Os outros já lhe faziam rapapés. Era tratado de doutor para cima. O farmacêutico arrisca — “Não é normal, doutor!” Dr. Odorico deixa escapar um “Ora!” sarcástico:
— Isso de pai que se apaixona pela filha ou irmão pela irmã, isso é meu metier, minha rotina, meu ganha-pão. Perceberam?
Ri, pesadamente. Em seguida, passa as costas da mão na bôca molhada. Ninguém diz nada. Num estado de tensão intolerável, começa a pensar absurdos: — “Só a cara é indecente. Do pescoço para baixo, podia-se andar nu!” Idéias, como se vê, sem nenhum cabimento. Ergue a voz, nítida, vibrante:
— Qualquer um — não faço exceção — qualquer um é capaz de coisas piores. Por exemplo: — eu! — e repete, furioso: — Eu sou capaz de coisas muito piores. Digamos que eu fôsse pai dessa menina, sim, dessa Engraçadinha, eu...
Pára. Olha um por um e balbucia: — “Passar bem”. Muito olhado, abandona a farmácia. Todos, ali, acharam, textualmente, que êle estava “fraco da memória”.
Foi assim, numa farmácia, entre remédios, que nasceu a fábula do incesto. O próprio Dr. Odorico, num exagêro irritado, afirmara que o povo precisa de “sangue e excremento”. Nem tanto, nem tanto.
Havia, porém, um perigo óbvio. A notícia de um incesto não pode andar em tôdas as mãos. Cada família tem suas trevas interiores, que é preciso não provocar. De mais a mais, o amor abjeto atrai os espíritos fracos, as mentes não formadas.

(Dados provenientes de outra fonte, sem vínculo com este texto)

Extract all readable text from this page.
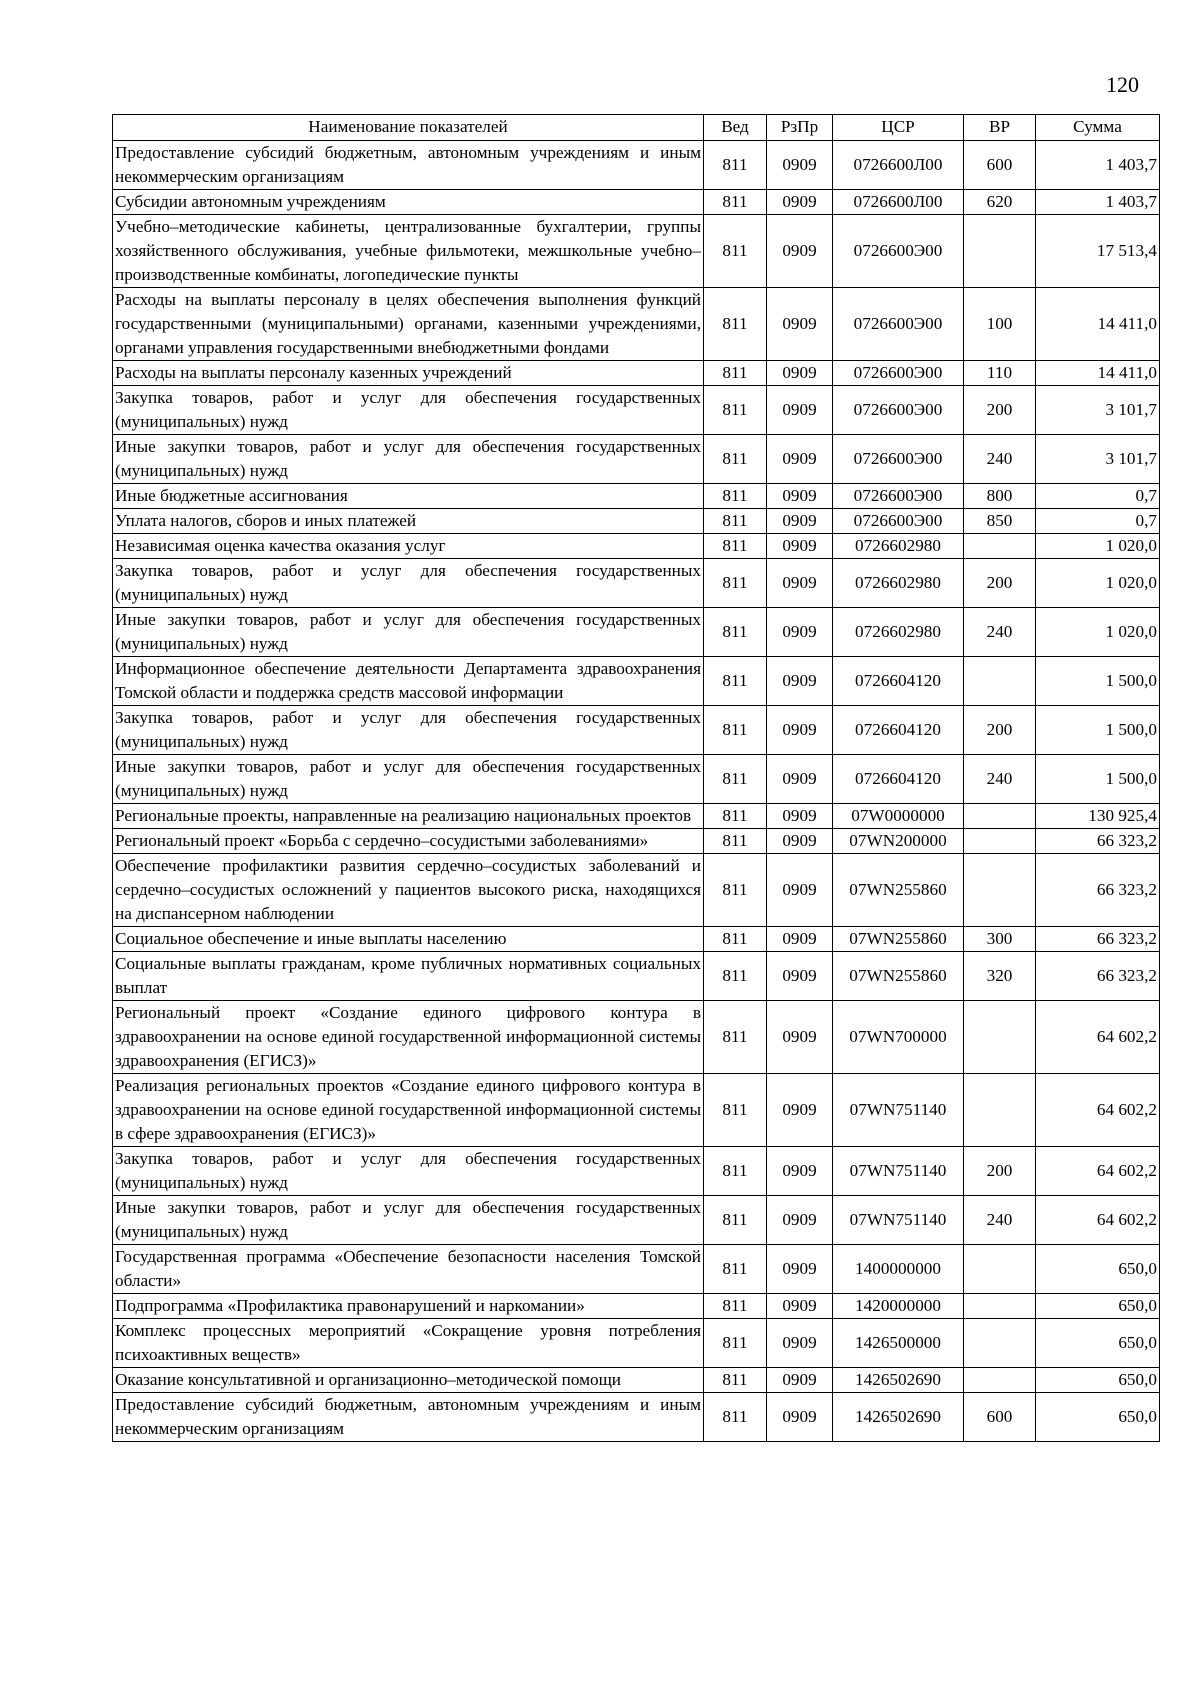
120
Наименование показателей	Вед	РзПр	ЦСР	ВР	Сумма
Предоставление субсидий бюджетным, автономным учреждениям и иным некоммерческим организациям	811	0909	0726600Л00	600	1 403,7
Субсидии автономным учреждениям	811	0909	0726600Л00	620	1 403,7
Учебно–методические кабинеты, централизованные бухгалтерии, группы хозяйственного обслуживания, учебные фильмотеки, межшкольные учебно–производственные комбинаты, логопедические пункты	811	0909	0726600Э00		17 513,4
Расходы на выплаты персоналу в целях обеспечения выполнения функций государственными (муниципальными) органами, казенными учреждениями, органами управления государственными внебюджетными фондами	811	0909	0726600Э00	100	14 411,0
Расходы на выплаты персоналу казенных учреждений	811	0909	0726600Э00	110	14 411,0
Закупка товаров, работ и услуг для обеспечения государственных (муниципальных) нужд	811	0909	0726600Э00	200	3 101,7
Иные закупки товаров, работ и услуг для обеспечения государственных (муниципальных) нужд	811	0909	0726600Э00	240	3 101,7
Иные бюджетные ассигнования	811	0909	0726600Э00	800	0,7
Уплата налогов, сборов и иных платежей	811	0909	0726600Э00	850	0,7
Независимая оценка качества оказания услуг	811	0909	0726602980		1 020,0
Закупка товаров, работ и услуг для обеспечения государственных (муниципальных) нужд	811	0909	0726602980	200	1 020,0
Иные закупки товаров, работ и услуг для обеспечения государственных (муниципальных) нужд	811	0909	0726602980	240	1 020,0
Информационное обеспечение деятельности Департамента здравоохранения Томской области и поддержка средств массовой информации	811	0909	0726604120		1 500,0
Закупка товаров, работ и услуг для обеспечения государственных (муниципальных) нужд	811	0909	0726604120	200	1 500,0
Иные закупки товаров, работ и услуг для обеспечения государственных (муниципальных) нужд	811	0909	0726604120	240	1 500,0
Региональные проекты, направленные на реализацию национальных проектов	811	0909	07W0000000		130 925,4
Региональный проект «Борьба с сердечно–сосудистыми заболеваниями»	811	0909	07WN200000		66 323,2
Обеспечение профилактики развития сердечно–сосудистых заболеваний и сердечно–сосудистых осложнений у пациентов высокого риска, находящихся на диспансерном наблюдении	811	0909	07WN255860		66 323,2
Социальное обеспечение и иные выплаты населению	811	0909	07WN255860	300	66 323,2
Социальные выплаты гражданам, кроме публичных нормативных социальных выплат	811	0909	07WN255860	320	66 323,2
Региональный проект «Создание единого цифрового контура в здравоохранении на основе единой государственной информационной системы здравоохранения (ЕГИСЗ)»	811	0909	07WN700000		64 602,2
Реализация региональных проектов «Создание единого цифрового контура в здравоохранении на основе единой государственной информационной системы в сфере здравоохранения (ЕГИСЗ)»	811	0909	07WN751140		64 602,2
Закупка товаров, работ и услуг для обеспечения государственных (муниципальных) нужд	811	0909	07WN751140	200	64 602,2
Иные закупки товаров, работ и услуг для обеспечения государственных (муниципальных) нужд	811	0909	07WN751140	240	64 602,2
Государственная программа «Обеспечение безопасности населения Томской области»	811	0909	1400000000		650,0
Подпрограмма «Профилактика правонарушений и наркомании»	811	0909	1420000000		650,0
Комплекс процессных мероприятий «Сокращение уровня потребления психоактивных веществ»	811	0909	1426500000		650,0
Оказание консультативной и организационно–методической помощи	811	0909	1426502690		650,0
Предоставление субсидий бюджетным, автономным учреждениям и иным некоммерческим организациям	811	0909	1426502690	600	650,0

Por enquanto, havia uma só Engraçadinha. E se, de repente, por um impulso de imitação, começassem a aparecer outras, e mais outras, muitas Engraçadinhas? Coincidiu que, naquela altura, um funcionário do Tesouro, senhor já, dos seus quarenta e poucos metesse uma bala na cabeça. Vejam bem: — uma bala na cabeça! Era pai também de uma filha única, cuja idade regulava com a de Engraçadinha. Houve uma relação entre os dois suicidas e as duas adolescentes? Quem poderá dizê-lo?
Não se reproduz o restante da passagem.